Un célèbre avocat et leader d’un parti politique au Burkina Faso, Hermann Yaméogo, a été « enlevé » samedi 26 juillet à Ouagadougou, quelques jours après la publication d’une analyse critique de la situation sociopolitique du pays, dirigé par une junte militaire, ont indiqué dimanche ses proches à l’Agence France-Presse (AFP).
« Nous avons assisté impuissant à l’enlèvement de Me Hermann Yaméogo à son domicile à Ouagadougou par des hommes armés habillés en tenue civile », a indiqué l’AFP un proche de la famille de l’avocat. « Ils sont arrivés aux environs de 13 heures [locales et GMT], à bord de plusieurs véhicules. Certains éléments ont encerclé la maison avant que d’autres y effectuent une fouille minutieuse. Ils ont emporté ses téléphones, tous les ordinateurs et quelques documents », a-t-il détaillé.
Agé de 77 ans, Hermann Yaméogo est l’un des fils de Maurice Yaméogo, premier président (1959-1966) du Burkina Faso indépendant, alors appelé Haute-Volta. Président de l’Union nationale pour la démocratie et le développement (UNDD), il a publié mercredi sur les réseaux sociaux une « analyse critique » de la situation sociopolitique du pays, dirigé par un régime militaire avec à sa tête le capitaine Ibrahim Traoré, arrivé au pouvoir après un coup d’Etat en septembre 2022.

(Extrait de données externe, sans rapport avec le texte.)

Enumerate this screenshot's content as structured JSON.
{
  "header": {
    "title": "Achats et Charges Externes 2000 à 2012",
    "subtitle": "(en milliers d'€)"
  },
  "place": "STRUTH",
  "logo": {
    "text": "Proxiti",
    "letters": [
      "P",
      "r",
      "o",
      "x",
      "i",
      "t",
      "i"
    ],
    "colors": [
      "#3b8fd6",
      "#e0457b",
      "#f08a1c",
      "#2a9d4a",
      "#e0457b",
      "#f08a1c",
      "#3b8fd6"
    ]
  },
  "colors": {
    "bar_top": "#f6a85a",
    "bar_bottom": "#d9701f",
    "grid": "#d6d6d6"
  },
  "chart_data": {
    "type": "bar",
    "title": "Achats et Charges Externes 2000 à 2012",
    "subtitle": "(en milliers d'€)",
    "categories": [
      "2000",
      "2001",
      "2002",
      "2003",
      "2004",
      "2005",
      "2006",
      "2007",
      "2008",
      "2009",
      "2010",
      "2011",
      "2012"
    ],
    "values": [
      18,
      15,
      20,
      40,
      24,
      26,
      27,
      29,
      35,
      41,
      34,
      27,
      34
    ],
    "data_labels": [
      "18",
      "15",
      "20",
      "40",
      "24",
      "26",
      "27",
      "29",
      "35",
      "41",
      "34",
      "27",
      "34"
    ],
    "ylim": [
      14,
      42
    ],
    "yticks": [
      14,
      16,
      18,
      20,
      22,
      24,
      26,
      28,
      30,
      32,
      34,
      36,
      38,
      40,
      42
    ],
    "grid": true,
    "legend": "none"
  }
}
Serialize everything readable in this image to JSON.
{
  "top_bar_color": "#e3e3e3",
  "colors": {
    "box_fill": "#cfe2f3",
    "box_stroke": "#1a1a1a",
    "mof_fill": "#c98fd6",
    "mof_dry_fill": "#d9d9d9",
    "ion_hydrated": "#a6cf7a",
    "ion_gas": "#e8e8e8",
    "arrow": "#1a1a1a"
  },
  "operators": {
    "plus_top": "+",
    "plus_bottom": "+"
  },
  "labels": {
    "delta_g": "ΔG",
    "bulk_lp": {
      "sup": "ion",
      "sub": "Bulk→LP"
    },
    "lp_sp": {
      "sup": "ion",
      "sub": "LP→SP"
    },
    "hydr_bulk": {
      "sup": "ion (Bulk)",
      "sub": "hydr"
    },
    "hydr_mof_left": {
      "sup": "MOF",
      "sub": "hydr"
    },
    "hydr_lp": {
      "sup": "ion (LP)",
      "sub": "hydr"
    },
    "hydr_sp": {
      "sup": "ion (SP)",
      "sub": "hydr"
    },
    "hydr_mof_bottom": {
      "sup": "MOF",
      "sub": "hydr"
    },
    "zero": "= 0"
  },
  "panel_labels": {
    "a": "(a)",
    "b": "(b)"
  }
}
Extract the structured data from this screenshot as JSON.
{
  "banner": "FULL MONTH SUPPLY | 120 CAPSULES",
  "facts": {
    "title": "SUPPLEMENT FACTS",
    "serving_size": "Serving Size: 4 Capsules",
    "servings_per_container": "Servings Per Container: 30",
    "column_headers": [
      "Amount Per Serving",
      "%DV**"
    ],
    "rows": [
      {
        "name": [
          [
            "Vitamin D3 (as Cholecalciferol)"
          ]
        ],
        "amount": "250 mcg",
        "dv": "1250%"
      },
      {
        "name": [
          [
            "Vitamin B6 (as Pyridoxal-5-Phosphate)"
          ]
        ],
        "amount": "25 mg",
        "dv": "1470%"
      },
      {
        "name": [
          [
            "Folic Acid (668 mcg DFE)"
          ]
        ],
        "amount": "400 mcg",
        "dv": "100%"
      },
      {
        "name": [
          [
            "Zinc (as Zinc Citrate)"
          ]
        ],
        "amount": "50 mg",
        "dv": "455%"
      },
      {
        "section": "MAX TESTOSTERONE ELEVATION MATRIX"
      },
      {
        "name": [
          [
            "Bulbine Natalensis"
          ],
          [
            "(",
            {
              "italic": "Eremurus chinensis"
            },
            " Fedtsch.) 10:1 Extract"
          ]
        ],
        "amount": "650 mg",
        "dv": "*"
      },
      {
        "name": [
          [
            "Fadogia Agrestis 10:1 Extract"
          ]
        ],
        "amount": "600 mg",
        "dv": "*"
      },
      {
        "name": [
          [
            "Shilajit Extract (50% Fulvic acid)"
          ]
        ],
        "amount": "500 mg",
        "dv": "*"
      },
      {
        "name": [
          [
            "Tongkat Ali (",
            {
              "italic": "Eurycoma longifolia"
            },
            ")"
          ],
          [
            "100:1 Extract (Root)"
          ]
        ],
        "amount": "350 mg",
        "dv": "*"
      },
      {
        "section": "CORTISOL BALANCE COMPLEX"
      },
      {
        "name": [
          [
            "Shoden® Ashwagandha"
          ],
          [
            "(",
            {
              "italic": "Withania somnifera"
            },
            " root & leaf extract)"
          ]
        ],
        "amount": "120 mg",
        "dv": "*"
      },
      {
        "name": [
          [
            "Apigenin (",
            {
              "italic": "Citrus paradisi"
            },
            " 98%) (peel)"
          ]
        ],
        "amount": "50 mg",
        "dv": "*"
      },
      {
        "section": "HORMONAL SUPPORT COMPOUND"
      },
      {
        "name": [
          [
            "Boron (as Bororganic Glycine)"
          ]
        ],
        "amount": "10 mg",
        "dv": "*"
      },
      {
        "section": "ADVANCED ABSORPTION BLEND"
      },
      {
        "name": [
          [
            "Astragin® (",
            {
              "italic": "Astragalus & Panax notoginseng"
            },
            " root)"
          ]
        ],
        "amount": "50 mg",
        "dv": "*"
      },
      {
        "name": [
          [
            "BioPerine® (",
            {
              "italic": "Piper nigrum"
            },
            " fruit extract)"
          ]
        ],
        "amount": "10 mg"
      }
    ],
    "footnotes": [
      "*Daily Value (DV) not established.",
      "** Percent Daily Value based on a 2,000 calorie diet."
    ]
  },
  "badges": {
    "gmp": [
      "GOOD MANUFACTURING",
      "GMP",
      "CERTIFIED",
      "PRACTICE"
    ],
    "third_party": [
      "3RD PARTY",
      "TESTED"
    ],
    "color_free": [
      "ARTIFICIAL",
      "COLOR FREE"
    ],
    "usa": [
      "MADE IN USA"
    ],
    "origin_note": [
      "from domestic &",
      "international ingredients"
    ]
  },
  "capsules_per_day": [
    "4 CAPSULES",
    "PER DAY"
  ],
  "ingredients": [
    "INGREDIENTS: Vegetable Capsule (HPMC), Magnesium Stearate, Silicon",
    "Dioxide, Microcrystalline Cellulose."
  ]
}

Son analyse a été largement relayée, poussant certains à saluer son « courage suicidaire ». « Une analyse objective, lucide et courageuse de la situation nationale ne peut que conclure que notre pays se trouve, pour la première fois de son histoire contemporaine, suspendu au-dessus du vide », y écrit Me Hermann Yaméogo. « Il n’est donc plus admissible, à l’heure où nous sommes au bord du gouffre, de persister dans une voie dont l’inefficacité tragique a été démontrée par les faits », poursuit-il.
La junte militaire est accusée d’utiliser de manière abusive un décret de mobilisation générale dans le cadre de la lutte antidjihadiste pour réprimer les voix discordantes, réquisitionnées de force pour combattre au front.

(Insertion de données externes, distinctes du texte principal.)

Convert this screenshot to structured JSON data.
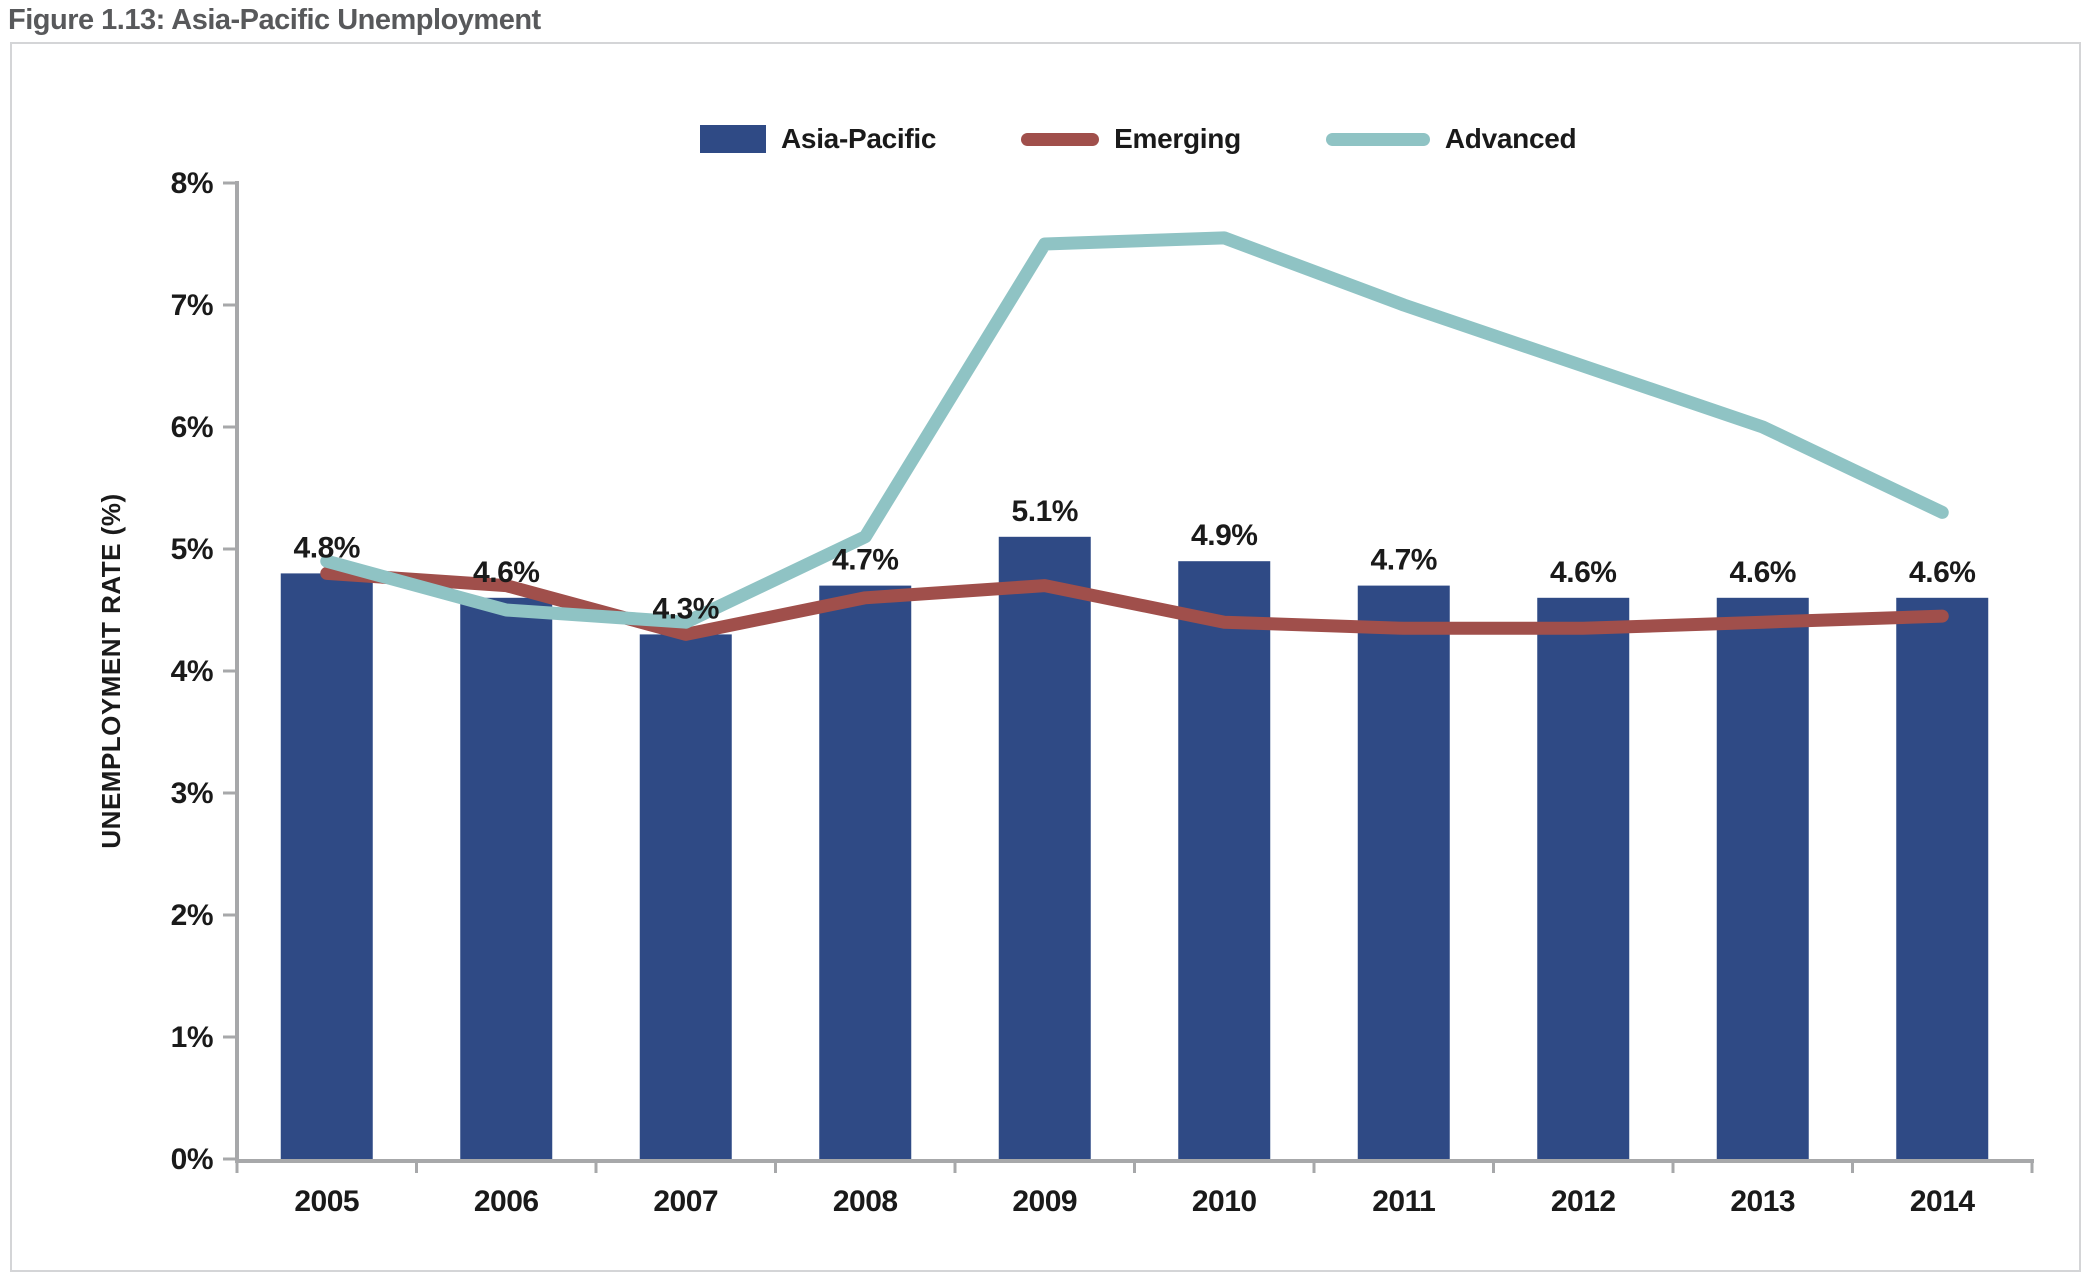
{
  "figure": {
    "title": "Figure 1.13: Asia-Pacific Unemployment"
  },
  "legend": [
    {
      "label": "Asia-Pacific",
      "type": "bar",
      "color": "#2F4A85"
    },
    {
      "label": "Emerging",
      "type": "line",
      "color": "#A04F4B"
    },
    {
      "label": "Advanced",
      "type": "line",
      "color": "#8FC3C4"
    }
  ],
  "chart_data": {
    "type": "bar+line",
    "title": "Figure 1.13: Asia-Pacific Unemployment",
    "categories": [
      "2005",
      "2006",
      "2007",
      "2008",
      "2009",
      "2010",
      "2011",
      "2012",
      "2013",
      "2014"
    ],
    "series": [
      {
        "name": "Asia-Pacific",
        "type": "bar",
        "color": "#2F4A85",
        "values": [
          4.8,
          4.6,
          4.3,
          4.7,
          5.1,
          4.9,
          4.7,
          4.6,
          4.6,
          4.6
        ],
        "labels": [
          "4.8%",
          "4.6%",
          "4.3%",
          "4.7%",
          "5.1%",
          "4.9%",
          "4.7%",
          "4.6%",
          "4.6%",
          "4.6%"
        ]
      },
      {
        "name": "Emerging",
        "type": "line",
        "color": "#A04F4B",
        "values": [
          4.8,
          4.7,
          4.3,
          4.6,
          4.7,
          4.4,
          4.35,
          4.35,
          4.4,
          4.45
        ]
      },
      {
        "name": "Advanced",
        "type": "line",
        "color": "#8FC3C4",
        "values": [
          4.9,
          4.5,
          4.4,
          5.1,
          7.5,
          7.55,
          7.0,
          6.5,
          6.0,
          5.3
        ]
      }
    ],
    "xlabel": "",
    "ylabel": "UNEMPLOYMENT RATE (%)",
    "ylim": [
      0,
      8
    ],
    "yticks": [
      "0%",
      "1%",
      "2%",
      "3%",
      "4%",
      "5%",
      "6%",
      "7%",
      "8%"
    ],
    "grid": false,
    "legend_position": "top-center"
  },
  "colors": {
    "bar_navy": "#2F4A85",
    "line_emerging": "#A04F4B",
    "line_advanced": "#8FC3C4",
    "axis_gray": "#A7A8AA",
    "title_gray": "#58595B",
    "text_dark": "#1A1A1A",
    "panel_border": "#D4D5D7"
  }
}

« Nous ignorons jusqu’à présent où Me Yaméogo a été conduit, ou s’il a déjà été envoyé au front comme d’autres avant lui », a souligné à l’AFP un autre proche de l’avocat, confirmant son enlèvement. « Il est malade et sous traitement médical mais ils ne l’ont laissé prendre aucun de ses médicaments », a-t-il déploré.

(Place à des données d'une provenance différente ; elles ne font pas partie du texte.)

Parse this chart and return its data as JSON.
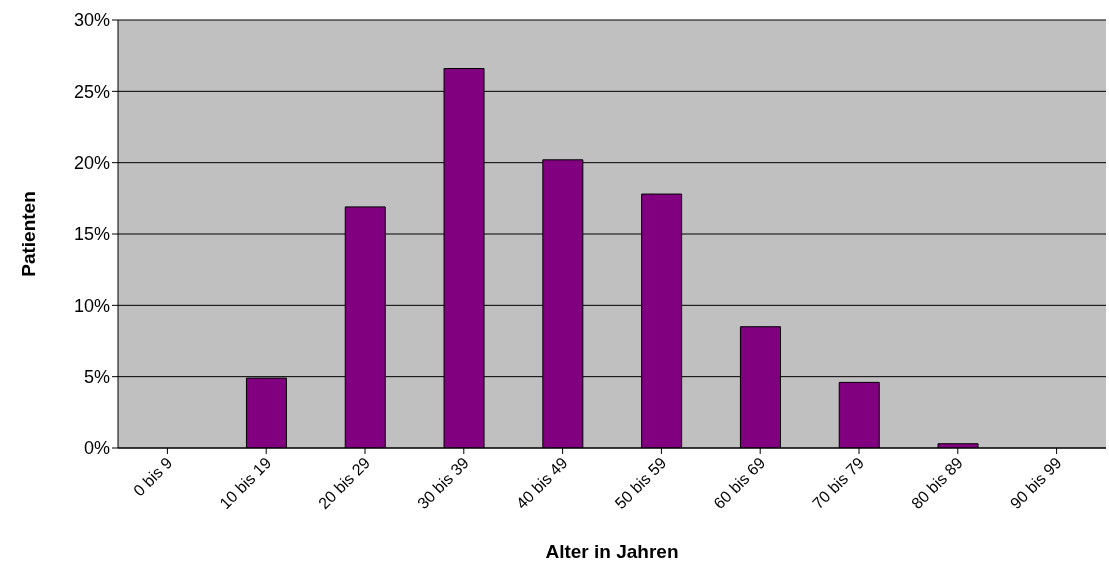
{
  "chart_data": {
    "type": "bar",
    "xlabel": "Alter in Jahren",
    "ylabel": "Patienten",
    "categories": [
      "0 bis 9",
      "10 bis 19",
      "20 bis 29",
      "30 bis 39",
      "40 bis 49",
      "50 bis 59",
      "60 bis 69",
      "70 bis 79",
      "80 bis 89",
      "90 bis 99"
    ],
    "values": [
      0,
      4.9,
      16.9,
      26.6,
      20.2,
      17.8,
      8.5,
      4.6,
      0.3,
      0
    ],
    "color": "#800080",
    "ylim": [
      0,
      30
    ],
    "yticks": [
      {
        "value": 0,
        "label": "0%"
      },
      {
        "value": 5,
        "label": "5%"
      },
      {
        "value": 10,
        "label": "10%"
      },
      {
        "value": 15,
        "label": "15%"
      },
      {
        "value": 20,
        "label": "20%"
      },
      {
        "value": 25,
        "label": "25%"
      },
      {
        "value": 30,
        "label": "30%"
      }
    ],
    "grid": "y",
    "legend": false
  }
}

Le régime militaire a récemment libéré huit personnes réquisitionnées de force dans la lutte antijihadiste, notamment des journalistes, leaders de la société civile ou proche d’homme politique. En revanche, le sort de dizaines d’officiers militaires accusés de « complot » ou de « tentative de déstabilisation des institutions républicaines » reste inconnu.